Los alegatos del expresidente Leonel Fernández sobre los resultados de las primarias en el Partido de la Liberación Dominicana (PLD) no son para que se le estigmatice como pataleo para no aceptar su derrota. Puede darse por seguro que Fernández perdió no por la manipulación del conteo a través de un algoritmo, lo que de ninguna manera descarta que se esté en presencia de un sistema de votación viciado, que requiere de una profunda revisión para que el sufragio cumpla su real cometido.
Al denunciar que fue víctima de una trampa, el presidente del PLD pone el dedo en las debilidades del sistema institucional. Se argumentará que él tuvo que ser víctima para darse cuenta o simplemente sangrar por herida, pero la realidad es otra.
Es verdad que en estas primarias no se registraron casos como el del senador que intervino un centro de votación, rompió varias actas y le recriminó al presidente de la mesa que lo había puesto para que lo ayudara a ganar. O del apagón que en pleno proceso de conteo de las boletas terminó favoreciendo al candidato oficialista en unas elecciones legislativas. Pero eso no quita que se hayan verificado deplorables irregularidades.
En esta ocasión, hasta prueba en contrario, el problema no estuvo en las urnas ni en el conteo de los votos. Las alarmantes irregularidades estuvieron representadas, como en otras ocasiones, en la abundante proliferación de recursos de dudosa procedencia y en la perniciosa práctica de compra y venta de voluntades.
Ese mercado, frente al cual la Junta Central Electoral (JCE) ha debido actuar en función de sus atribuciones, fue determinante para despojar a Fernández de un triunfo que parecía sonreírle por la aceptación que despertaba su candidatura.

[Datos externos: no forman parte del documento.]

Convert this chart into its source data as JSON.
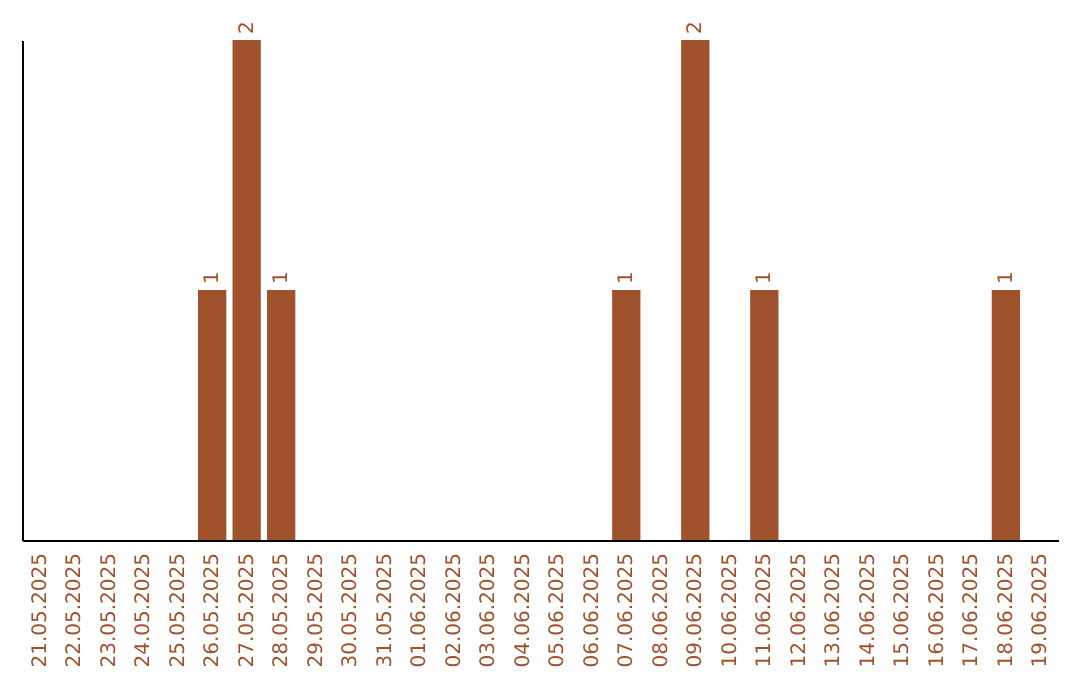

Con los antecedentes de otros procesos, estoy plenamente convencido de que la victoria de Gonzalo Castillo se decidió con la avalancha de personas que movilizó su estructura en las últimas horas de las votaciones.
La reacción del expresidente Fernández puede representar un valioso aporte si al menos los sectores más representativos de la sociedad, en lugar de prestarse al juego, como una manera de rechazar la posible manipulación de los equipos, decide empoderarse para reclamar que se respeten las reglas de los procesos electorales.
Desde hace un tiempo las cámaras legislativas y los municipios han sido tomados por adinerados que no tienen más discurso que la compra de voluntades. Y nadie es ajeno al peso adquirido por el clientelismo en la construcción de cuestionados liderazgos.
En consecuencia, más que estigmatizar al expresidente Fernández lo que procede es no solo investigar a fondo sus alegatos, sino utilizarlos como herramienta para adecentar los procesos electorales.